Disregulated RhoGTPases and Actin Cytoskeleton Contribute to the Migration Defect in Lis1-Deficient Neurons

Abstract

Lissencephaly is a severe brain malformation caused by impaired neuronal migration. Lis1, a causative gene, functions in an evolutionarily conserved nuclear translocation pathway regulating dynein motor and microtubule dynamics. Whereas microtubule contributions to neuronal motility are incompletely understood, the actin cytoskeleton is essential for crawling cell movement of all cell types investigated. Lis1 haploinsufficiency is shown here to also result in reduced filamentous actin at the leading edge of migrating neurons, associated with upregulation of RhoA and downregulation of Rac1 and Cdc42 activity.

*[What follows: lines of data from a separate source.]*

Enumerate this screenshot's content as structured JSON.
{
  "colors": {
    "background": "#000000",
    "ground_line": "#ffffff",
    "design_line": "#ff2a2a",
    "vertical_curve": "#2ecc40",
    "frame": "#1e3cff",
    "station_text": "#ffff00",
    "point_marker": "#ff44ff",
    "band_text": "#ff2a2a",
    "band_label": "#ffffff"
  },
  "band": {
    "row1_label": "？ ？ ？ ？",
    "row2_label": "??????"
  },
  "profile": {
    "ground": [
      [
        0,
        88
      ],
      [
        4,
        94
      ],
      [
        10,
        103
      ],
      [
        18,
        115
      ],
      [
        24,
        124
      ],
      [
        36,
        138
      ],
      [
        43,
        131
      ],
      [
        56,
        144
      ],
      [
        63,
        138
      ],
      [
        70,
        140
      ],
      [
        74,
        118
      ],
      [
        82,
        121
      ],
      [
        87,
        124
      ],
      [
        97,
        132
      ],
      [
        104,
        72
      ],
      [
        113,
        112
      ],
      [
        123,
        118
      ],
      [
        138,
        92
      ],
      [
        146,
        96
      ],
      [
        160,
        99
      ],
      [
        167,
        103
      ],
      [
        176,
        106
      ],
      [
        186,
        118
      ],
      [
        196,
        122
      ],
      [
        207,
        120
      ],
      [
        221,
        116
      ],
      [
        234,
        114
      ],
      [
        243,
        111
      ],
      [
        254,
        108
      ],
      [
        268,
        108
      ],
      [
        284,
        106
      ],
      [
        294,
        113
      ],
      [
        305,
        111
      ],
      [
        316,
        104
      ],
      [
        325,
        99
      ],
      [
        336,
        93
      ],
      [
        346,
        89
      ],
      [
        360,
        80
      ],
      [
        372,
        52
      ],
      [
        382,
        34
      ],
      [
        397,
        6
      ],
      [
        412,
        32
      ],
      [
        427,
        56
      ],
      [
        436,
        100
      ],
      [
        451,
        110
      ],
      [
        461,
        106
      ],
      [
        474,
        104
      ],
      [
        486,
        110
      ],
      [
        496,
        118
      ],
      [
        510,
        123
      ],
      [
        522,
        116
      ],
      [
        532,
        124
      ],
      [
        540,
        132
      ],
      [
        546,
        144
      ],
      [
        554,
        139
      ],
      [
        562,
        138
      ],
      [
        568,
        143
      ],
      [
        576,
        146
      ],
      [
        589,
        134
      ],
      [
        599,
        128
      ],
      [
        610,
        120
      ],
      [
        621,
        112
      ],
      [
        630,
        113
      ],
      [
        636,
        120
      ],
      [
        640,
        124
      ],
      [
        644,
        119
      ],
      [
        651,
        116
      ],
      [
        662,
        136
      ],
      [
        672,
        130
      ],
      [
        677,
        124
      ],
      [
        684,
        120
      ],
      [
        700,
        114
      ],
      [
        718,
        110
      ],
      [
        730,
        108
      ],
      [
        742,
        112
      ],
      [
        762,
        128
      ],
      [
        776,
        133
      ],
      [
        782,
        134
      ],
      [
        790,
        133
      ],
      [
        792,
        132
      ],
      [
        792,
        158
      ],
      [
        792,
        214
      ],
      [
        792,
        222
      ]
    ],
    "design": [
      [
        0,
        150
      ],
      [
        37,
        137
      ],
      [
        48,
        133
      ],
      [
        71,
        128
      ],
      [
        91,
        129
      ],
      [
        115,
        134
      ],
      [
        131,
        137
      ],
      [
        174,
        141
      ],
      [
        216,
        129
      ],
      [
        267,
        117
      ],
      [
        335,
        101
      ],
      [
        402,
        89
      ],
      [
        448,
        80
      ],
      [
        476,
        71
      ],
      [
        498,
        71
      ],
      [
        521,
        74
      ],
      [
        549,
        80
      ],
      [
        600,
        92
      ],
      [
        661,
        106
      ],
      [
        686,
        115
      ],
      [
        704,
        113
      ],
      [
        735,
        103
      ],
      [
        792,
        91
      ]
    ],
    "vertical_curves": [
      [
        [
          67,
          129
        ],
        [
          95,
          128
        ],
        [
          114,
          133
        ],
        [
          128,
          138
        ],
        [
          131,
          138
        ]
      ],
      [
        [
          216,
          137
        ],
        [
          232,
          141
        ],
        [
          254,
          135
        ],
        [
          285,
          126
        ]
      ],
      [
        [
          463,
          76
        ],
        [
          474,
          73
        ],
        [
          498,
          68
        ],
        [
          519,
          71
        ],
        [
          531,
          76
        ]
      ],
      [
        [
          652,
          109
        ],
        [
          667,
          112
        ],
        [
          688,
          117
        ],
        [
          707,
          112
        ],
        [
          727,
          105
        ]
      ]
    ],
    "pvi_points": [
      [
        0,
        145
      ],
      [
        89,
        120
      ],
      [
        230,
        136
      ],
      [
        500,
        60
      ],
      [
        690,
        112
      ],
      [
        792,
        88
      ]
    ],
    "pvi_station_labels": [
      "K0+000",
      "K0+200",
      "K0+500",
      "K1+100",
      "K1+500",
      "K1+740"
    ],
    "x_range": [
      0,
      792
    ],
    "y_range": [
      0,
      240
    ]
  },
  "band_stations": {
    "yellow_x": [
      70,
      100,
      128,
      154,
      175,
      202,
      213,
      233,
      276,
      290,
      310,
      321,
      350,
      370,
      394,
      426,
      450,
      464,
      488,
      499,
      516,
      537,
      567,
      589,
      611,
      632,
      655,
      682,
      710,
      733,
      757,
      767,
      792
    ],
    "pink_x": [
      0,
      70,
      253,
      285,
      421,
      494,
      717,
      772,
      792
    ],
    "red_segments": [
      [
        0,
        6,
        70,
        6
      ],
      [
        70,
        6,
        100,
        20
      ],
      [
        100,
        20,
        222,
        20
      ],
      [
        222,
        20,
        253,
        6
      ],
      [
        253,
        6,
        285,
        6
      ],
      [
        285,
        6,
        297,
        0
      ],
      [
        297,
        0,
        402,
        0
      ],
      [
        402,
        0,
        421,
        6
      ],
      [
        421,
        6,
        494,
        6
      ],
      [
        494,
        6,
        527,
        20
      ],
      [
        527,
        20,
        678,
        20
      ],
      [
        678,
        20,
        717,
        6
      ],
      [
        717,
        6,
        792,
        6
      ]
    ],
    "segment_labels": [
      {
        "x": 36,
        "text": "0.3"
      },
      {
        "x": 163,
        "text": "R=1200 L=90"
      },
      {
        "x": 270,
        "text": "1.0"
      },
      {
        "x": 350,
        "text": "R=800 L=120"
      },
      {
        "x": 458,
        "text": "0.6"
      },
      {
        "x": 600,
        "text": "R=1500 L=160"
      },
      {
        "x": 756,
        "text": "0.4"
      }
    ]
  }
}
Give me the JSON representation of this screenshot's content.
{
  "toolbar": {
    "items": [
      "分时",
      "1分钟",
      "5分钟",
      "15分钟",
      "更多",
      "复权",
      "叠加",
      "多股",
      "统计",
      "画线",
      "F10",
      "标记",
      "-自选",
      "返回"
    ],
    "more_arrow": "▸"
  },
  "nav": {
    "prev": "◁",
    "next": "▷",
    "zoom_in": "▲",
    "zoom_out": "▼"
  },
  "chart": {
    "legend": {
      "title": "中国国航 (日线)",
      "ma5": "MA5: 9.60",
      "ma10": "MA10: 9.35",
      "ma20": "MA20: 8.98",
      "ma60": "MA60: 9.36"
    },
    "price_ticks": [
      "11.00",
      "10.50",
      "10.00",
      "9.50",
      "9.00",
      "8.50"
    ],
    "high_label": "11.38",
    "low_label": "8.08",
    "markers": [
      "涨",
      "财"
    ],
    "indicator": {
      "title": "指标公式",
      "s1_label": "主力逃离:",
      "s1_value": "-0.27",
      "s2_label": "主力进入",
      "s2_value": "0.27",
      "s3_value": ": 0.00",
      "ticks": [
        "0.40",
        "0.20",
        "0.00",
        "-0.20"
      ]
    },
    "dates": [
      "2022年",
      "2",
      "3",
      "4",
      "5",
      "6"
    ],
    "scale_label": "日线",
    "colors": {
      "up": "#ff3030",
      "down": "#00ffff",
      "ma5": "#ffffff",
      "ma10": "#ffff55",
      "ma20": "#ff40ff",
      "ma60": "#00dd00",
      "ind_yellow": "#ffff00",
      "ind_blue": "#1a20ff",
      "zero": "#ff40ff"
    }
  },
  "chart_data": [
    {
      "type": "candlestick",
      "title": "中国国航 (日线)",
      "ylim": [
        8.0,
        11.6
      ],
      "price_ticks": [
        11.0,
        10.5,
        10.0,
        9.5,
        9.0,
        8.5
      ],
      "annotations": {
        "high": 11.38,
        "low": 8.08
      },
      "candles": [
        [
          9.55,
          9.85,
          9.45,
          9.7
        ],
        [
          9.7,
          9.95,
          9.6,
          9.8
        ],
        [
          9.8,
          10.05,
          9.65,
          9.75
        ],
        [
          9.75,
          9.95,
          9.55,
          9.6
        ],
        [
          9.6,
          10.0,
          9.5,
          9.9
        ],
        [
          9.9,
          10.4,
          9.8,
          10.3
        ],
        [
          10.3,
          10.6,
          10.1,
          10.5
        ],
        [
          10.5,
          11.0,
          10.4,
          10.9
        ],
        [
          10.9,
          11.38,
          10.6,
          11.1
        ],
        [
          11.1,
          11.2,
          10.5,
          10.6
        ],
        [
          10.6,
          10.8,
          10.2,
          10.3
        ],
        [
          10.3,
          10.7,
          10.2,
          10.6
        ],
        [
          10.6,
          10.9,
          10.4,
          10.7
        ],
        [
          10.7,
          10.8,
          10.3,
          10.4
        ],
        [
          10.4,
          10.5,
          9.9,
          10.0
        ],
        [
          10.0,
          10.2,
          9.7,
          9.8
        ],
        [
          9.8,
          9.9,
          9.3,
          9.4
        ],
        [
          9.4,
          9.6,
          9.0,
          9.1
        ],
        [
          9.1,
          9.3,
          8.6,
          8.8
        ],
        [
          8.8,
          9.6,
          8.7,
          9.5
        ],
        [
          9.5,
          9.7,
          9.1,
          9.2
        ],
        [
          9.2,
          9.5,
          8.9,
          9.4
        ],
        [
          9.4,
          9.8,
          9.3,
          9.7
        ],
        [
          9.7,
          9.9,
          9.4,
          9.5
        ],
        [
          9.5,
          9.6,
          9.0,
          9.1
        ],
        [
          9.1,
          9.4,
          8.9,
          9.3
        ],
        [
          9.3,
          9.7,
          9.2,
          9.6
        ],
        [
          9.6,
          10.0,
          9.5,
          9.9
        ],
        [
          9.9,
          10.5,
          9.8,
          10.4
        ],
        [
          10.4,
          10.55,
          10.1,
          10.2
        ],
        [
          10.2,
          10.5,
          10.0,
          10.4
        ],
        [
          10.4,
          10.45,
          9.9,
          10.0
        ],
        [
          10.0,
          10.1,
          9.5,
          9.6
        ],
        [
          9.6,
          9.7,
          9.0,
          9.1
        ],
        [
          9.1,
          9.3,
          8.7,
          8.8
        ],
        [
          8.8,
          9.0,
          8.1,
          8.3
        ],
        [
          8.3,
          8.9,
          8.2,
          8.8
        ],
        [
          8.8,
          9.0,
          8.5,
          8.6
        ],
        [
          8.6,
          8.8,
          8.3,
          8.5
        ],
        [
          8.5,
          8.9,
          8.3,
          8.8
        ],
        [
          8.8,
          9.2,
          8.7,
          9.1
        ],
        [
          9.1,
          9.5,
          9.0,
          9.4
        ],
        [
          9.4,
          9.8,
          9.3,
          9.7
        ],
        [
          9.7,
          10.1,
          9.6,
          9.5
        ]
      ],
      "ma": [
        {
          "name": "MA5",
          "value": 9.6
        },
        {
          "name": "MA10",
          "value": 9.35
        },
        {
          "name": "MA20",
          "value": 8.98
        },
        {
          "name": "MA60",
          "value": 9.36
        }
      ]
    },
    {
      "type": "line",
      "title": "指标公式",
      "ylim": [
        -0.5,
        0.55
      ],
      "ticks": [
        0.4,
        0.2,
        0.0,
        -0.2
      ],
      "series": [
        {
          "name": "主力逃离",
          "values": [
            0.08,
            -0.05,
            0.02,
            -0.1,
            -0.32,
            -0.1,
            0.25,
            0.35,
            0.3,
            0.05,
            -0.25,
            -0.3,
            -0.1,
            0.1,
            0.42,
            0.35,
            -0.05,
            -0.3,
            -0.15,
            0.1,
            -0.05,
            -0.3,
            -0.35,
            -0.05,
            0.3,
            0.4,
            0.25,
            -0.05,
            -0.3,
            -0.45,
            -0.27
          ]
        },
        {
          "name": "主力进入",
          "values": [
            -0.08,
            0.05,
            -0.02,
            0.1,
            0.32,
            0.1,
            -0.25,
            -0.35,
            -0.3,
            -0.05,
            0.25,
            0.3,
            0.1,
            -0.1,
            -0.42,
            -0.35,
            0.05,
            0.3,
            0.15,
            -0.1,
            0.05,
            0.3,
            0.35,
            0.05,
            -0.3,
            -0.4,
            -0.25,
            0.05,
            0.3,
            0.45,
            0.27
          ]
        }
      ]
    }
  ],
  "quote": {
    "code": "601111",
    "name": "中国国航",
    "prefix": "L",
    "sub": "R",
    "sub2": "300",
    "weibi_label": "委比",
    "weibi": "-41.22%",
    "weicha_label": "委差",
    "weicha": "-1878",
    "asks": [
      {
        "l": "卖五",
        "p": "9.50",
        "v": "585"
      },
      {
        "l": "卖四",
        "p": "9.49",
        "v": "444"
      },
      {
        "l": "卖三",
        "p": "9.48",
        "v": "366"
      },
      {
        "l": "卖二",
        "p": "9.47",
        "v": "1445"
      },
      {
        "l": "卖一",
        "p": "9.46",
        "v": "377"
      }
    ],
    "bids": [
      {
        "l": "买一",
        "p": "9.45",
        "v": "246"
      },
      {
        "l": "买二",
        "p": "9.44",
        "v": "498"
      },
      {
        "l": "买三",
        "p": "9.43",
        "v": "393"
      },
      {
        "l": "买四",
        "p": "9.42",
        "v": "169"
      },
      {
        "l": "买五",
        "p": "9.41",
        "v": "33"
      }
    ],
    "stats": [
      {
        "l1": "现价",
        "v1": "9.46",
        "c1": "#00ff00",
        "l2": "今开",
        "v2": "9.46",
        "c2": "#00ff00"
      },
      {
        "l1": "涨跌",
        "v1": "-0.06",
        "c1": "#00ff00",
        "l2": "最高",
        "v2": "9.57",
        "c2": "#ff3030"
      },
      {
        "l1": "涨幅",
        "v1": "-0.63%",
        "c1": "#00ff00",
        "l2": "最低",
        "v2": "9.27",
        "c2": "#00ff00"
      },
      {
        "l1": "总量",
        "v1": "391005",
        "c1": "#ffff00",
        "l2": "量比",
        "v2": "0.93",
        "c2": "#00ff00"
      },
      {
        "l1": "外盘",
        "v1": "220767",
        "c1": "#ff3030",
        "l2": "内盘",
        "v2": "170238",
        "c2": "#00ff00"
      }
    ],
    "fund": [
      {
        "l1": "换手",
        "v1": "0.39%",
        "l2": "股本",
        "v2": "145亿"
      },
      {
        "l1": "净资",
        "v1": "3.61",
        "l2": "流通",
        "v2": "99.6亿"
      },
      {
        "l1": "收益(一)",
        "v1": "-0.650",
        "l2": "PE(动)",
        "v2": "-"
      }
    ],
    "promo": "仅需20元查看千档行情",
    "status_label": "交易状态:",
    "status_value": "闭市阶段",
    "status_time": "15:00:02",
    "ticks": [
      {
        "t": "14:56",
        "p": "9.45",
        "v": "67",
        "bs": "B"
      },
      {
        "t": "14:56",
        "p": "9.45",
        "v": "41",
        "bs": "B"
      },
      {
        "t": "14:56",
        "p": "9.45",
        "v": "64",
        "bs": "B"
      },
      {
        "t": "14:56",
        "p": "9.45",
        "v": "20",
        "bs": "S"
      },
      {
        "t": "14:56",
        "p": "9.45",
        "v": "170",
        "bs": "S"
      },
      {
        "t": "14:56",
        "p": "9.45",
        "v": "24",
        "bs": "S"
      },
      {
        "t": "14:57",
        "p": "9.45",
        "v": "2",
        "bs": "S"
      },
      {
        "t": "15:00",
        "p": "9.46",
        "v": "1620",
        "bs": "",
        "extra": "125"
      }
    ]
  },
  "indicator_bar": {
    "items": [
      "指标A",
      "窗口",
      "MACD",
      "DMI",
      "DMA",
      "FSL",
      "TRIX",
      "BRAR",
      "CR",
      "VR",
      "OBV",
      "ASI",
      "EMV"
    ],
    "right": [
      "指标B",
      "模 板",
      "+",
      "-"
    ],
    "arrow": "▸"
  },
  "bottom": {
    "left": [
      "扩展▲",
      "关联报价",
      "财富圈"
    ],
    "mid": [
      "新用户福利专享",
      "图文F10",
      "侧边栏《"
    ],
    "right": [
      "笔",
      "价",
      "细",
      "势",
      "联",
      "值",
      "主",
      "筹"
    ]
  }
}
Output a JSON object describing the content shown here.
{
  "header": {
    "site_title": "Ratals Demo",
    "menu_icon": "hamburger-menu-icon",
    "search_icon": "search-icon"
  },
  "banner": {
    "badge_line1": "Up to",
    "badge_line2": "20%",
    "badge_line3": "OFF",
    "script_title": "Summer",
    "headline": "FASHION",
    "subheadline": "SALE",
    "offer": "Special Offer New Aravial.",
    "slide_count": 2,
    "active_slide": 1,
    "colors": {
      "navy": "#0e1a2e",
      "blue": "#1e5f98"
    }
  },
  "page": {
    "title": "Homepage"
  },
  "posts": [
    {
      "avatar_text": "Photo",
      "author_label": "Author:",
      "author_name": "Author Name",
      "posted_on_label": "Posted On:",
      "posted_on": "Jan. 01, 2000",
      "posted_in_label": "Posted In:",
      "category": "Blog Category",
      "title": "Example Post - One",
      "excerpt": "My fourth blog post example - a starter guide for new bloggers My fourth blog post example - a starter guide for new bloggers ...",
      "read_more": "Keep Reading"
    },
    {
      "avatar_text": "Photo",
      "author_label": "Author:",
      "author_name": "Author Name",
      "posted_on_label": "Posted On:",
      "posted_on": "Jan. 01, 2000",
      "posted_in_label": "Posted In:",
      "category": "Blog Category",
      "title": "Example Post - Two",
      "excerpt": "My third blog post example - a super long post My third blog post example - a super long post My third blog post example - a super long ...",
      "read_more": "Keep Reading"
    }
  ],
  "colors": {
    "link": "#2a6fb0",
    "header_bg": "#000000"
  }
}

Disruption of RhoA function through pharmacological inhibition of its effector kinase, p160ROCK, restores normal Rac1 and Cdc42 activity and rescues the motility defect in Lis1+/- neurons. These data indicate a previously unrecognized role for Lis1 protein in neuronal motility by promoting actin polymerization through the regulation of Rho GTPase activity. This effect of Lis1 on GTPases does not appear to occur through direct Lis1 binding of Rho, but could involve Lis1 effects on Rho modulatory proteins or on microtubule dynamics.